The option of 10 April 1980 had clearly expired on 30 May 1985 when Shaikh Mohamad failed to exercise the option by then. The sale and purchase agreement between Tg Petri and the respondent is an entirely new agreement and had nothing to do with the option. Both the option to purchase and the sale and purchase agreement are in writing. There is no reference whatsoever in the sale and purchase agreement to the earlier option to purchase although an attempt was made to relate the two transactions in the suit for specific performance by the respondent against Tg Petri. The sale and purchase agreement itself had come to an end because of the failure to complete the purchase by 31 August 1985, although an attempt was made by the respondent to revive it in 1986. This attempt was the foundation to institute proceedings for specific performance against Tg Petri. That suit too has come to a finality by the judgment in default of defence as no steps have been taken by Tg Petri to set aside the default judgment. If there were serious issues to be tried, it had to be in that suit.

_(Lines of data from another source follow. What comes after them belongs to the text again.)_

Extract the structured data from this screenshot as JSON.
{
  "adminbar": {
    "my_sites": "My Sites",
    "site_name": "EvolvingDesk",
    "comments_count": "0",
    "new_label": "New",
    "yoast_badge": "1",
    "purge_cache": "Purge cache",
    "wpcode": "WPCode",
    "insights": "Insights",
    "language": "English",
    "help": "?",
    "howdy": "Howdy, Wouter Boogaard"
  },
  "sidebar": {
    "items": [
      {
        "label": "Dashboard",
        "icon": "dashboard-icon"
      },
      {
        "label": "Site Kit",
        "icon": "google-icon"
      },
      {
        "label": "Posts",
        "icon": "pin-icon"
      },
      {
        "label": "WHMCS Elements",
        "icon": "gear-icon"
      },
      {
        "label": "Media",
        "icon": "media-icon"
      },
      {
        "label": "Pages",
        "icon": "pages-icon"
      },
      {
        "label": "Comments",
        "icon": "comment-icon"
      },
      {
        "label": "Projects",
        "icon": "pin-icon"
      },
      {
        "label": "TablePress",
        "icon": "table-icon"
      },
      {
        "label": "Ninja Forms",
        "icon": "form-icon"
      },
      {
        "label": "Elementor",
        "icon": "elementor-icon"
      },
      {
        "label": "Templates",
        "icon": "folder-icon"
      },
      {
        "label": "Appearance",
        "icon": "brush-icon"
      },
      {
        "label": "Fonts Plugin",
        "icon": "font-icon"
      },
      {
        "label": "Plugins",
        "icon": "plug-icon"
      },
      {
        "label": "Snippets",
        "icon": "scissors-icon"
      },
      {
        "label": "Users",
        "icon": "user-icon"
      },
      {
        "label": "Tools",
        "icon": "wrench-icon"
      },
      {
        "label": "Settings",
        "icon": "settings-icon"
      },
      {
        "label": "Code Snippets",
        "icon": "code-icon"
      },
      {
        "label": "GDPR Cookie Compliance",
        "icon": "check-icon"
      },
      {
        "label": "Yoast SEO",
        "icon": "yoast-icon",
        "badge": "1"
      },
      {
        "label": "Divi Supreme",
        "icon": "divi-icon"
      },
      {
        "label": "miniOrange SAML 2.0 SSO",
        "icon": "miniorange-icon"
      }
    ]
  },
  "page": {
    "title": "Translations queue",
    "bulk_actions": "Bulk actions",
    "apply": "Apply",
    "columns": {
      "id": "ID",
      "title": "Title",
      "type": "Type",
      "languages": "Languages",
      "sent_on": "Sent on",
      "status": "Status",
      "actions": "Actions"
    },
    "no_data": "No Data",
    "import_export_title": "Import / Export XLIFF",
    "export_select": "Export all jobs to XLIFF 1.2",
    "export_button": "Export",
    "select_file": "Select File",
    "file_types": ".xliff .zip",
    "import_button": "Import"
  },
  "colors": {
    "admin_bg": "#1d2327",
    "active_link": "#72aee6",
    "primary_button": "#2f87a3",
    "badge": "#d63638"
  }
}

It seems to us that the purported revival of the sale and purchase agreement in January 1986; the entry of the private caveat in March 1986; the filing of the suit in September 1986 and allowing judgment in default in February 1987, smacks of collusion between Tg Petri and the respondent to protect the personal interests of the directors of Tg Petri, past and present. The devices used here are simply to allow Shaikh Mohamad to remain in possession of the property in return for allowing the same property to be used by fellow Director Raymond Yong as security for his personal loan from Singapore Finance Ltd.
Be that as it may, assuming that the sale and purchase agreement is valid and subsisting, by cl 1 of that agreement, Tg Petri agreed ‘to sell the said property with vacant possession .... free from all registered encumbrances ....’ which means that Tg Petri has to discharge the charge to complete the purchase. They have failed to do so and by cl 7 the respondent has the right to enforce specific performance which they did in the 1986 suit and obtained default judgment. These matters, however, are not the concern of the appellant and do not affect their rights and interests in the land in any way. In the circumstances of this case, the only relief available to the respondent is damages in lieu of specific performance which is what they prayed for and obtained in their suit against Tg Petri. The purpose of the caveat is to protect the interests of the respondent in the land pending the trial of the 1986 suit. With the default judgment obtained in that suit, there is in fact and law no longer any justification for the caveat to remain on the register.
At all material times, the option to purchase and the sale and purchase agreement were subject to the registered charge. Shaikh Mohamad was a director of Tg Petri and in turn a director of the respondent and was well aware of the existence of the charge on the subject land. In any event, the fact of registration of the charge is notice to all the world of its existence.
Any dealing subsequent to the charge and with notice of the charge, as here, cannot defeat the indefeasible interest of the registered chargee and through him the purchaser at a judicial sale. The error in this case was to ignore the indefeasible title of the chargee and the continuous legal operation of the charge from the moment of its registration up to the completion of the judicial sale and the issue of the certificate of sale.
For the reasons stated, we would allow the appeal with costs here and below. The order of the learned judge is set aside. We order the removal of the caveat. Deposit to be refunded to the appellant.
Cases
Macon Engineers Sdn Bhd v Goh Hooi Yin [1976] 2 MLJ 53; Eng Mee Yong v Letchumanan [1979] 2 MLJ 212
Legislations
National Land Code 1965: s. 256, s. 259, s. 267, s. 327, s. 340
Representations
Haridas Menon (Zainab Jan with him) (TK Lim & Co) for the appellant.
Mohd Shariff Mohd Ali (Shariff & Som) for the respondent.
Notes:-
[a] See Gondola Motor Credit Sdn Bhd v Almurisi Holdings Sdn Bhd @www.ipsofactoJ.com/archive/index.htm [1990] Part 3 Case 14 [HCM].
This decision is also reported at [1992] 2 MLJ 650.